Military News

Thursday, March 19, 2015

Whether chronic or growing, JBER clinic solves ... The Puzzle of Pain

by Airman 1st Class Kyle Johnson
JBER Public Affairs

3/19/2015 - JOINT BASE ELMENDORF-RICHARDSON, Alaska -- It was supposed to be a routine steroid injection, but before she could depress the plunger, the electrocardiogram (or EKG) flatlined, telling Air Force Maj. Nichelle Renk her patient no longer had a heartbeat.

Unable to flip the patient over - standard procedure to mitigate an asystolic vasovagal reaction - due to the cramped room, Renk and her team began moving equipment, Tetris-style, to shoehorn a gurney into the tiny space.

Before they did so, the patient shuddered and came to.

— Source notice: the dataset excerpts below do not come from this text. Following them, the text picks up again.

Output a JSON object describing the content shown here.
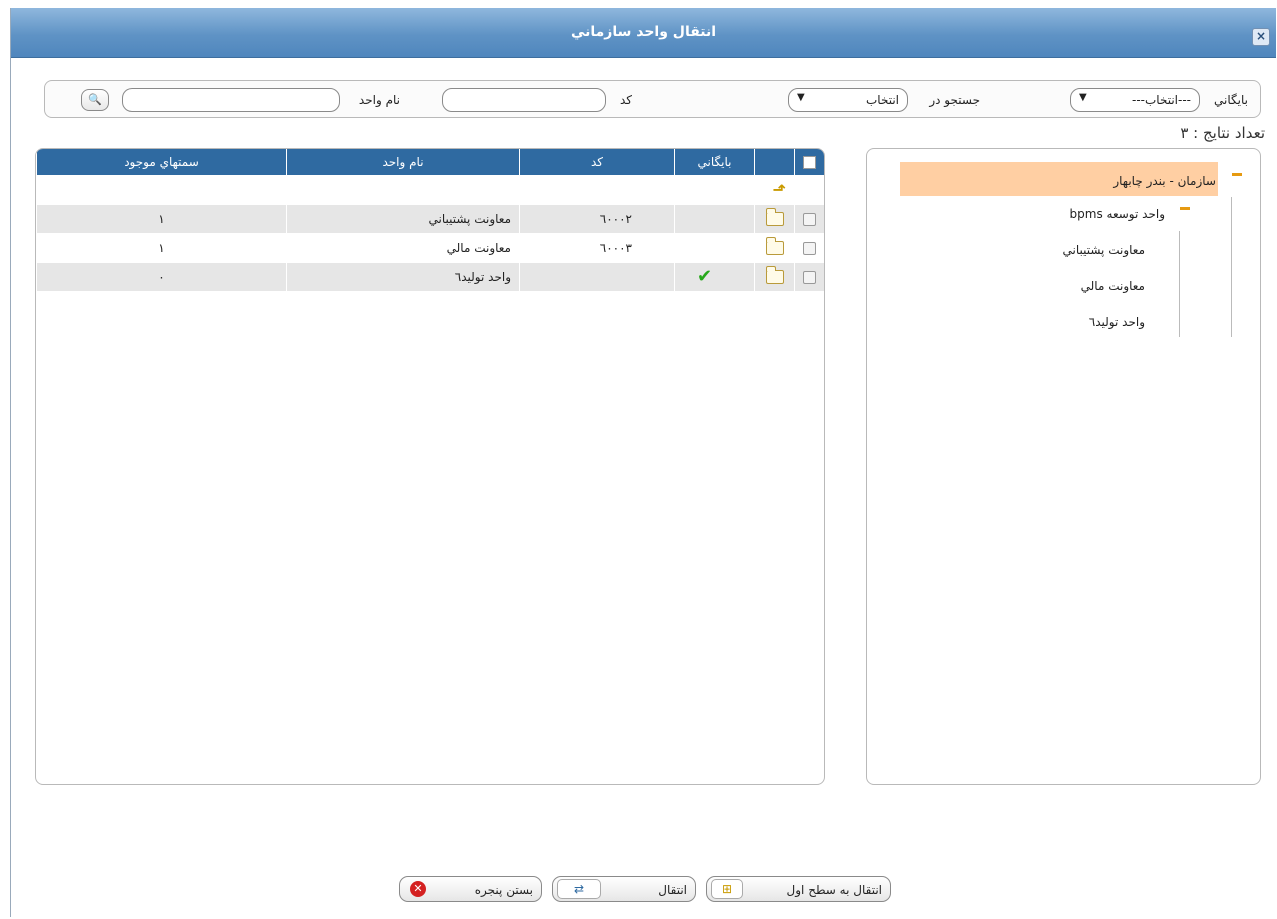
{
  "window": {
    "title": "انتقال واحد سازماني",
    "close_icon": "×"
  },
  "search": {
    "archive_label": "بايگاني",
    "archive_selected": "---انتخاب---",
    "search_in_label": "جستجو در",
    "search_in_selected": "انتخاب",
    "code_label": "كد",
    "unit_name_label": "نام واحد",
    "search_icon": "🔍"
  },
  "results_count": "تعداد نتايج : ٣",
  "tree": {
    "root": "سازمان - بندر چابهار",
    "child": "واحد توسعه bpms",
    "leaves": [
      "معاونت پشتيباني",
      "معاونت مالي",
      "واحد توليد٦"
    ]
  },
  "grid": {
    "headers": {
      "archive": "بايگاني",
      "code": "كد",
      "unit_name": "نام واحد",
      "positions": "سمتهاي موجود"
    },
    "up_icon": "⬏",
    "check_icon": "✔",
    "rows": [
      {
        "code": "٦٠٠٠٢",
        "name": "معاونت پشتيباني",
        "positions": "١"
      },
      {
        "code": "٦٠٠٠٣",
        "name": "معاونت مالي",
        "positions": "١"
      },
      {
        "code": "",
        "name": "واحد توليد٦",
        "positions": "٠"
      }
    ]
  },
  "buttons": {
    "move_top": "انتقال به سطح اول",
    "move": "انتقال",
    "close": "بستن پنجره",
    "close_icon": "✕",
    "move_icon": "⇄",
    "move_top_icon": "⊞"
  },
  "colors": {
    "header_blue": "#2f6aa1",
    "title_blue": "#5f93c5",
    "tree_highlight": "#ffcfa3",
    "minus_orange": "#e69a11"
  }
}
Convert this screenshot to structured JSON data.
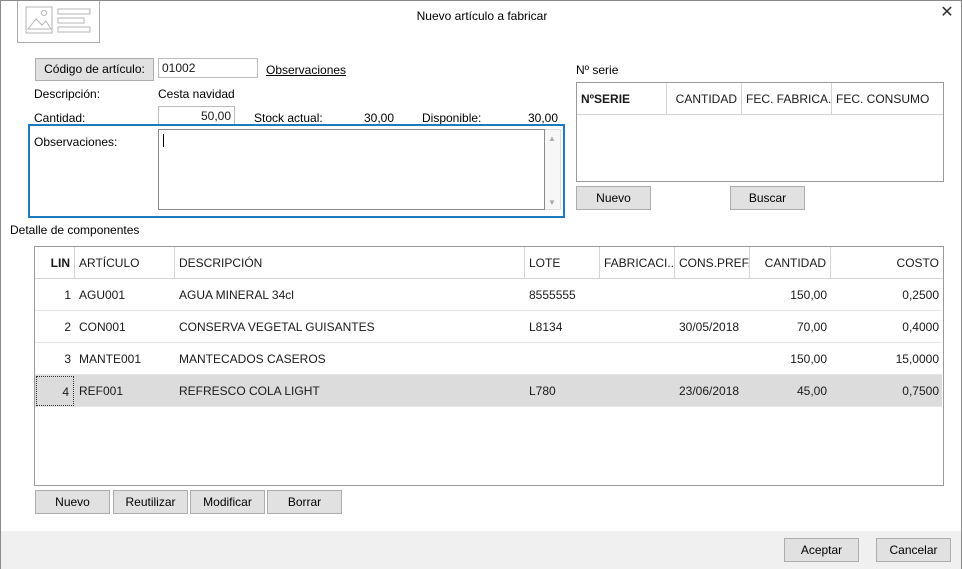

It was a fairly common and potentially lethal complication; a puzzle demanding a solution.

"We are always looking for that and are very good at treating it if something does happen," said Renk, a 673d Medical Group Pain Management Clinic element leader and interventional pain management specialist.

The team's ability to work in the cramped conditions was a testament to the quality of service the pain clinic offers, but the protocol was just a bandage - the procedural room needed treatment.

So the pain clinic did what the pain clinic does. They solved the problem.

To increase the clinic's capacity and efficiency, they requested renovation, and enhanced both operating environment and staff.

They added two new operating rooms for procedures, one of which allows medical staff to easily and quickly handle emergency situations. This ensures maximum patient safety at all times - and increases the clinic's operating space by a badly needed 25 percent.

Additionally, a new case manager, pain psychologist, and two licensed vocational nurses joined to the staff, beefing up the total to 14 members.

Renk said the goal is to have a staff of 22, but as they started with fewer than a half-dozen, she is happy with the progress they have made thus far.

Whether the problem is a cramped procedure room or chronic back pain, the JBER pain clinic pieces together solutions to new problems every day, and sees more patients than any other pain clinic in the Air Force.

In order to be seen at the pain clinic, a patient must have been experiencing pain for more than six months with little to no relief, Lewis said.
"When [patients] are here, they're happy, they're smiling, they're hopeful," Renk said. "That's the key thing."

"It was so painful to brush my teeth and put on my combat boots every morning," said one patient in an Interactive Customer Evaluation comment. "I am active duty, and 'down time' puts my unit and the mission on hold. Dr. Renk took care of me so I can take care of the mission. Words are not enough to explain how much relief I have right now. Thank you all so much."

Because of positive feedback the pain clinic is receiving through ICE, the clinic and its doctors have nabbed several awards since January.

"Sometimes we can only improve the pain for a period of time," Renk said. "But our hope is to improve the daily experience of pain and improve function."

"Chronic pain is very different from acute pain," Renk said. "With acute pain, there is something anatomically wrong, but with chronic pain, there's actually a transformation to a disease of the nervous system. Our job is to try to stop that process as best we can."

Renk said by offering a multidisciplinary approach to pain management, the clinic has been able to treat patients very successfully with very little medication.

"We only have 22 percent of our patients on any kind of narcotics," Renk said. "The average [for a pain clinic] is 95 percent."

"Medication treats symptoms; we treat the problem." said Air Force Master Sgt. William Lewis, flight chief for Anesthesia Services with the 673d Surgical Support Squadron.

However, puzzling out each patient's individual problem isn't a static process.

The staff members strive to treat every patient they see as an individual.

Underneath the medical gown is not just a patient with a problem, but a person in pain.

"We listen to your symptoms, perform an examination to identify exactly what the issue is, and tailor a treatment plan specifically for that problem," Lewis said. "That's what the pain clinic does."

Every person's problem is unique, and the pain clinic strives to offer a unique solution for each individual - not by stamping a prescription and sending them on their way.

"There's no right way to treat patients. Everyone's different," Lewis said. "That's why we have a huge toolbox of options to offer patients."

By constantly looking for new tools to put in that box of treatment plans, both inside and outside the hospital room, the pain clinic strives to give patients their best hope for recovery.

"I think they sometimes come to us hopeless, and through encouragement, giving them options and being positive, I think we're giving them hope."